1951 – De Fanfan au Cid, il n’y a qu’un taxi à prendre…

Le 22 décembre, un journaliste de La Vie Ouvrière parvient à passer « 3 minutes avec Gérard Philipe », au débotté, tandis que ce dernier ôte son costume de Fanfan avant de bondir pour rejoindre en hâte le Théâtre National Populaire qui part en tournée…

 

L' acteur Gérard Philipe se démaquille dans sa loge
                                                                                 © Bibliothèque nationale de France.

« Je m’excuse, mais j'ai juste trois minutes à vous donner pendant que je me démaquille. Un taxi m'attend pour me mener à la gare Saint-Lazare, car je dois attraper le train de Caen, où nous jouons ce soir.

En sueur, et venant de terminer une scène du film « Fanfan la Tulipe », qu’il tourne à Boulogne-Billancourt, Gérard Philipe me précède dans sa loge.

— Quels enseignements avez-vous tiré en jouant avec la troupe de Jean Vilar, directeur du Théâtre National Populaire ?

— D'abord, que le public, et le public populaire en particulier, aime le théâtre et l’art du spectacle, en général.

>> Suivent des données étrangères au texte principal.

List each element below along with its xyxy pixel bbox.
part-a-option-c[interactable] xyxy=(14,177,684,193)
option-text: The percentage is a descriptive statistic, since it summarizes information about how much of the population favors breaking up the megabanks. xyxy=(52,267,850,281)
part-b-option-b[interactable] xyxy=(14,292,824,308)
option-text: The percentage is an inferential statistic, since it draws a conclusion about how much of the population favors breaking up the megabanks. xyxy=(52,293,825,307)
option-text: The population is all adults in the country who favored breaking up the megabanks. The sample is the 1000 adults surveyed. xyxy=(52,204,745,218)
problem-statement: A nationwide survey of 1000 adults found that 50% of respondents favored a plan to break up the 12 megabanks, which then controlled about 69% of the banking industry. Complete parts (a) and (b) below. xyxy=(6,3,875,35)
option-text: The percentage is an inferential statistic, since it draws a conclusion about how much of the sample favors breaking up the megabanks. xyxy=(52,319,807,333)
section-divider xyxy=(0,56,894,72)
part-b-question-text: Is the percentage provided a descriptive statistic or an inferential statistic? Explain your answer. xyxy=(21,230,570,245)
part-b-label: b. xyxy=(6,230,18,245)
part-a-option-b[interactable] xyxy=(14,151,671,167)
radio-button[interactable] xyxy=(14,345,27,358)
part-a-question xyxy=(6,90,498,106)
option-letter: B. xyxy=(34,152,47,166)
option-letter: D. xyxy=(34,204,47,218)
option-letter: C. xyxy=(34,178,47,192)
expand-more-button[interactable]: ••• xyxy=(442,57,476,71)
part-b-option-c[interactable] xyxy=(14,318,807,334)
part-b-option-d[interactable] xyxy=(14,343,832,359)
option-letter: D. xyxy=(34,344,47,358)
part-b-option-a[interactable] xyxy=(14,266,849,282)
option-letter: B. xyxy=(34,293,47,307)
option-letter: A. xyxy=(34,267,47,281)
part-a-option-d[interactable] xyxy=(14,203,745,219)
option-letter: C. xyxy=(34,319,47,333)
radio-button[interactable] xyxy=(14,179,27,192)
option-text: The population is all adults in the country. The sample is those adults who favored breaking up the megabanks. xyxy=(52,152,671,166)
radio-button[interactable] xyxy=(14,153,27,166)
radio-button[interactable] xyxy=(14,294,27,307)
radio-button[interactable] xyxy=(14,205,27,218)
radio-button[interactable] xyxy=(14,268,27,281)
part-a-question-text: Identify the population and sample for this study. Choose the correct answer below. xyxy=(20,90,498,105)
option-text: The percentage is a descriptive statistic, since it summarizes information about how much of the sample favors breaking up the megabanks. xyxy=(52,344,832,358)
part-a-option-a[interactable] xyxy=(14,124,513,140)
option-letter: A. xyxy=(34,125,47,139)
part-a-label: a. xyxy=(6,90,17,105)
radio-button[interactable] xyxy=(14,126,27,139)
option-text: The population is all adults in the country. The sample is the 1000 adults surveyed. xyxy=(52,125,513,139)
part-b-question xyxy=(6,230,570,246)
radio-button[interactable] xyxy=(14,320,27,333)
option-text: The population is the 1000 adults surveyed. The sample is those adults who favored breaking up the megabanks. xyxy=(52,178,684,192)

Ensuite, que ce même public a des goûts bien moins vulgaires que certains directeurs de théâtre... ou autres, ne voudraient le faire croire.

— Et vous, en tant qu’acteur, qu'avez-vous tiré de cette décentralisation théâtrale et de ces discussions directes avec un public nouveau ?

— Un enrichissement certain. Des conseils et des critiques qui m’ont permis de m’améliorer... du moins je l'espère. En réalité, je dois dire que j'ai trouvé là la formule théâtrale que je désirais. Vilar donne à mon sens, son véritable but au théâtre. Par le prix relativement peu élevé des places, par la décentralisation avec nos tournées en banlieue, et bientôt en province, il permet au théâtre de jouer son véritable rôle par un élargissement considérable du public...

— Prêt, Gérard ? La voiture attend ! interrompit quelqu'un...

— Une minute... me voilà !

Il me jeta un regard navré.

— Un mot encore, vos projets ?

— Un film avec René Clair, en avril, tout en continuant avec Jean Vilar. Nous allons monter bientôt « Le Prince de Hombourg », puis une pièce de Henry Pichet (sic) et aussi « Roméo et Juliette »…

— Gérard… le train n’attend pas….

Un dernier signe amical de la main et le taxi emmena Gerard Philipe vers la gare Saint-Lazare… » Pierre D., La Vie Ouvrière, 26 décembre 1951.

 

On retrouve dans cette interview le souci du public populaire de Philipe, qui poussera ultérieurement Jean Vilar à lui écrire en 1954 : « Tu n’es pas pour moi que Hombourg, ou Rodrigue, ou Lorenzo. Tu es le seul comédien de la génération d’après-guerre qui ait compris sentimentalement le problème populaire. Car c’est ainsi, sentimentalement, qu’il faut le traiter, ce théâtre populaire. »

Gérard Philipe débutera le tournage de Belles de Nuit de René Clair le 1er avril 1952.

Le Prince de Hombourg, créé en Avignon en 1951, est repris dès le 22 février 1952 au Théâtre des Champs Élysées, puisque le Palais de Chaillot est encore occupé par l’ONU, et ne sera libéré qu’en avril 1952.

La pièce de « Pichet » est évidemment Nucléa de Henri Pichette, qui sera représentée le 3 mai 1952 au Palais de Chaillot.

Le projet de Roméo et Juliette de Shakespeare ne se concrétisera pas, bien que, selon Vilar, « Chimène et Rodrigue errent dans le carreau abstrait du tréteau comme Roméo et Juliette dans Vérone ». 

Source : Bibliothèque nationale de France.